Erdogan sbaragliò questo schieramento vincendo col 52% al primo turno. Oggi più di cinque anni fa il frastagliato campo che unisce secolaristi, curdi e nazionalisti laici ha trovato in Erdogan un motivo d’unione maggiore delle differenze interne.

Oggi Kiliçdaroğlu non si nasconde e punta alla vittoria al primo turno. I sondaggi sono estremamente sul filo del rasoio. La previsione è il classico pronostico da 1-X-2. Ci sono sondaggi che danno l’opposizione a guida Chp largamente in vantaggio e vincitrice di una decina di punti (tra 51-42 a 52-41) al primo turno. Altri danno Erdogan vincitore al 50,6% al primo scrutinio. La maggioranza delle rilevazioni, però, prevede che sarà ballottaggio e assegna a Kiliçdaroglu un lieve vantaggio, capace di amplificarsi al ballottaggio previsto per il 28 maggio fino a oltre 14 punti di scarto.

Il terremoto di inizio anno che ha raso al suolo Gaziantep e diverse aree al confine con la Siria è, in quest’ottica, la partita d’immagine alla cui risposta Erdogan tiene di più per potersi presentare come salvatore della nazione dal disastro del sisma di fronte al recupero dell’opposizione che controlla, soprattutto, le grandi città.

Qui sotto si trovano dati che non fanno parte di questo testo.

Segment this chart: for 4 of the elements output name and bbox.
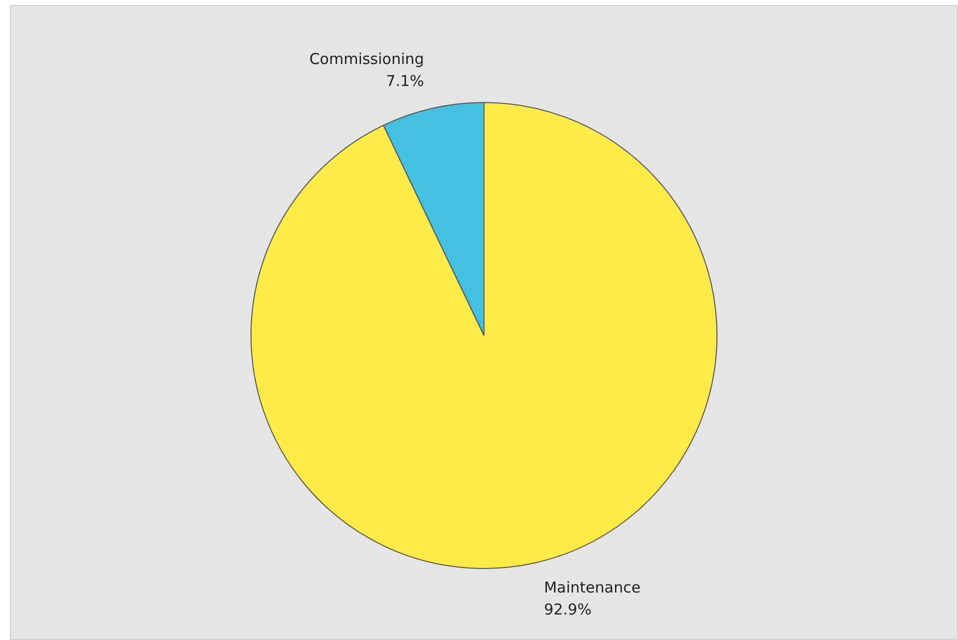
data-label: 92.9% xyxy=(544,600,592,619)
slice-label: Commissioning xyxy=(309,50,424,68)
data-label: 7.1% xyxy=(386,72,424,90)
slice-label: Maintenance xyxy=(544,578,641,597)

“Quando un forte terremoto scosse la regione di İzmit vicino a Istanbul nel 1999, l’allora primo ministro Bülent Ecevit – paralizzato dall’entità del disastro – fu ampiamente condannato per non essersi mobilitato abbastanza rapidamente”, ha scritto Politico.eu.

Il terremoto ha aggiunto un nodo chiave per Erdogan perché è avvenuto nel cuore politico e identitario del Paese, nel Sud terra di confine con la Siria su cui a lungo sono andate le attenzioni di Ankara, perché ha portato l’attenzione di osservatori e alleati internazionali su Ankara. Il “sogno turco” di Erdogan deve inoltre fare i conti con la sinergia tra tale crisi e un’economia fiaccata da un’inflazione annua giunta all’85% e accelerata dalle politiche finanziarie non ortodosse perseguite da Erdogan sui tassi, tagliati in forma eccessivamente inopinata prima del vento restrittivo iniziato su scala mondiale tra 2021 e 2022.

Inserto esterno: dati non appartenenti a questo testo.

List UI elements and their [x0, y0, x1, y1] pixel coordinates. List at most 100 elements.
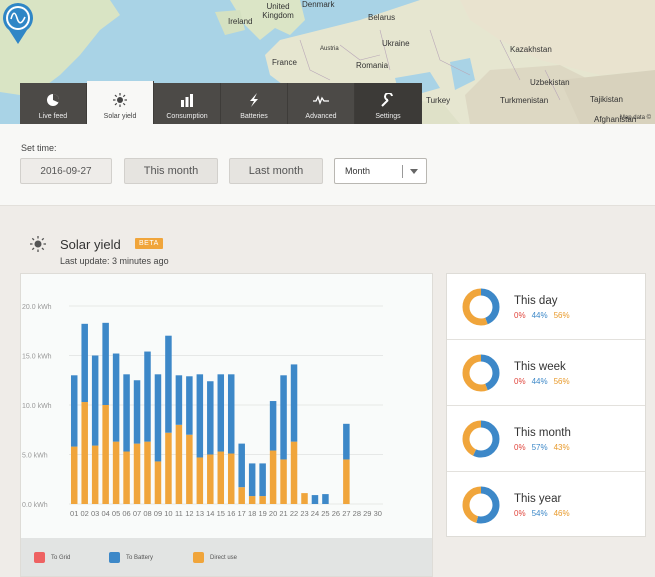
bar-to-battery[interactable]: [269, 401, 277, 451]
map-label: Denmark: [302, 0, 335, 9]
bar-to-battery[interactable]: [165, 335, 172, 433]
x-tick-label: 13: [196, 509, 204, 518]
bar-direct-use[interactable]: [290, 441, 298, 504]
bar-direct-use[interactable]: [133, 443, 141, 504]
x-tick-label: 15: [217, 509, 225, 518]
bar-to-battery[interactable]: [238, 443, 245, 488]
bar-direct-use[interactable]: [112, 441, 120, 504]
period-select[interactable]: Month: [334, 158, 427, 184]
bar-direct-use[interactable]: [154, 461, 162, 504]
bar-direct-use[interactable]: [165, 432, 172, 504]
x-tick-label: 11: [175, 509, 183, 518]
map-label: Austria: [320, 46, 339, 52]
bar-to-battery[interactable]: [343, 423, 350, 460]
bar-to-battery[interactable]: [217, 374, 225, 452]
tab-batteries[interactable]: Batteries: [221, 83, 288, 124]
pct-direct-use: 43%: [553, 443, 570, 452]
bar-to-battery[interactable]: [102, 322, 109, 405]
bar-to-battery[interactable]: [196, 374, 204, 458]
bar-direct-use[interactable]: [102, 405, 109, 504]
bar-direct-use[interactable]: [217, 451, 225, 504]
bar-direct-use[interactable]: [81, 402, 88, 504]
bar-direct-use[interactable]: [269, 450, 277, 504]
tab-settings[interactable]: Settings: [355, 83, 422, 124]
tab-consumption[interactable]: Consumption: [154, 83, 221, 124]
bar-direct-use[interactable]: [259, 496, 266, 504]
bar-to-battery[interactable]: [81, 323, 88, 403]
legend-label: To Grid: [51, 554, 71, 561]
donut-chart: [462, 486, 500, 524]
date-picker-button[interactable]: 2016-09-27: [20, 158, 112, 184]
bar-direct-use[interactable]: [227, 453, 235, 504]
bar-direct-use[interactable]: [186, 434, 193, 504]
bar-to-battery[interactable]: [280, 375, 287, 460]
tab-solar-yield[interactable]: Solar yield: [87, 81, 154, 124]
chart-legend: To Grid To Battery Direct use: [20, 538, 433, 577]
map-label: Afghanistan: [594, 115, 637, 124]
bar-to-battery[interactable]: [259, 463, 266, 497]
wrench-icon: [380, 92, 396, 108]
bar-to-battery[interactable]: [144, 351, 151, 442]
bar-to-battery[interactable]: [322, 494, 329, 504]
bar-to-battery[interactable]: [133, 380, 141, 444]
donut-segment-direct: [462, 354, 500, 392]
bar-direct-use[interactable]: [70, 446, 78, 504]
bar-to-battery[interactable]: [248, 463, 256, 497]
tab-live-feed[interactable]: Live feed: [20, 83, 87, 124]
bar-direct-use[interactable]: [175, 424, 183, 504]
bar-direct-use[interactable]: [248, 496, 256, 504]
bar-to-battery[interactable]: [70, 375, 78, 447]
section-title: Solar yield: [60, 237, 121, 252]
x-tick-label: 07: [133, 509, 141, 518]
stat-this-year[interactable]: This year 0% 54% 46%: [447, 472, 645, 538]
bar-to-battery[interactable]: [186, 376, 193, 435]
donut-chart: [462, 354, 500, 392]
stat-this-day[interactable]: This day 0% 44% 56%: [447, 274, 645, 340]
this-month-button[interactable]: This month: [124, 158, 218, 184]
location-pin-icon[interactable]: [0, 0, 36, 46]
bar-direct-use[interactable]: [280, 459, 287, 504]
bar-to-battery[interactable]: [91, 355, 99, 446]
pct-to-grid: 0%: [514, 377, 526, 386]
legend-item-direct-use[interactable]: Direct use: [193, 552, 237, 563]
legend-swatch: [109, 552, 120, 563]
bar-direct-use[interactable]: [343, 459, 350, 504]
bar-direct-use[interactable]: [144, 441, 151, 504]
stat-label: This week: [514, 361, 566, 373]
bar-direct-use[interactable]: [238, 487, 245, 504]
bar-direct-use[interactable]: [91, 445, 99, 504]
tab-advanced[interactable]: Advanced: [288, 83, 355, 124]
bar-to-battery[interactable]: [207, 381, 214, 455]
x-tick-label: 28: [353, 509, 361, 518]
stat-percentages: 0% 57% 43%: [514, 443, 576, 452]
y-tick-label: 15.0 kWh: [22, 354, 52, 361]
last-month-button[interactable]: Last month: [229, 158, 323, 184]
x-tick-label: 10: [164, 509, 172, 518]
legend-swatch: [34, 552, 45, 563]
bar-to-battery[interactable]: [112, 353, 120, 442]
waveform-icon: [313, 92, 329, 108]
pct-direct-use: 46%: [553, 509, 570, 518]
last-update-text: Last update: 3 minutes ago: [60, 256, 169, 266]
bar-to-battery[interactable]: [290, 364, 298, 442]
tab-label: Consumption: [166, 113, 208, 120]
bar-to-battery[interactable]: [154, 374, 162, 462]
x-tick-label: 23: [300, 509, 308, 518]
bar-to-battery[interactable]: [175, 375, 183, 425]
select-separator: [402, 165, 403, 178]
bar-direct-use[interactable]: [196, 457, 204, 504]
legend-item-to-grid[interactable]: To Grid: [34, 552, 70, 563]
stat-this-week[interactable]: This week 0% 44% 56%: [447, 340, 645, 406]
stat-percentages: 0% 44% 56%: [514, 311, 576, 320]
bar-direct-use[interactable]: [207, 454, 214, 505]
legend-item-to-battery[interactable]: To Battery: [109, 552, 153, 563]
x-tick-label: 18: [248, 509, 256, 518]
bar-direct-use[interactable]: [123, 451, 130, 504]
bar-to-battery[interactable]: [123, 374, 130, 452]
solar-yield-chart[interactable]: 20.0 kWh 15.0 kWh 10.0 kWh 5.0 kWh 0.0 kWh 01…: [21, 274, 432, 536]
bar-direct-use[interactable]: [301, 493, 308, 504]
stat-this-month[interactable]: This month 0% 57% 43%: [447, 406, 645, 472]
bar-to-battery[interactable]: [227, 374, 235, 454]
x-tick-label: 19: [258, 509, 266, 518]
bar-to-battery[interactable]: [311, 495, 319, 504]
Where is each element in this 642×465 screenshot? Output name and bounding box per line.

In un’economia fiaccata il sisma ha aggiunto pensieri a pensieri. “La ricostruzione dovrebbe costare da 10 a 50 miliardi di dollari, anche se la Confederazione turca delle imprese e delle imprese ha avvicinato il totale a 85 miliardi di dollari”, nota il New York Times, che aggiunge il fatto che “oltre 8.000 edifici sono stati rasi al suolo e le infrastrutture della catena di approvvigionamento, comprese le strade e il porto marittimo di Iskenderun, sono state danneggiate”.

Come spesso successo, Erdogan prova a rispondere con l’attenzione sulla politica estera e il nazionalismo. Viene cavalcata la matrice decisiva del ruolo turco nell’allargamento della Nato, si usa la sfida dei roghi del Corano in Svezia come giustificazione per fermare l’adesione di Stoccolma all’Alleanza Atlantica e tenere vivo un argomento retorico, si parla di rilancio degli accordi sul grano ucraino che scadono poco dopo le presidenziali, il 18 maggio, per potenziare l’immagine di Erdogan e Ankara nel mondo. La sfida è a tutto campo. E per Erdogan la partita è davvero al cardiopalma. In oltre vent’anni di potere, il presidente ed ex premier rare volte ha affrontato un redde rationem tanto importante. Il cui superamento lo proietterebbe, una volta per tutte, nella storia turca. Oltre Ataturk e oltre sé stesso e il limite del Centenario della Repubblica.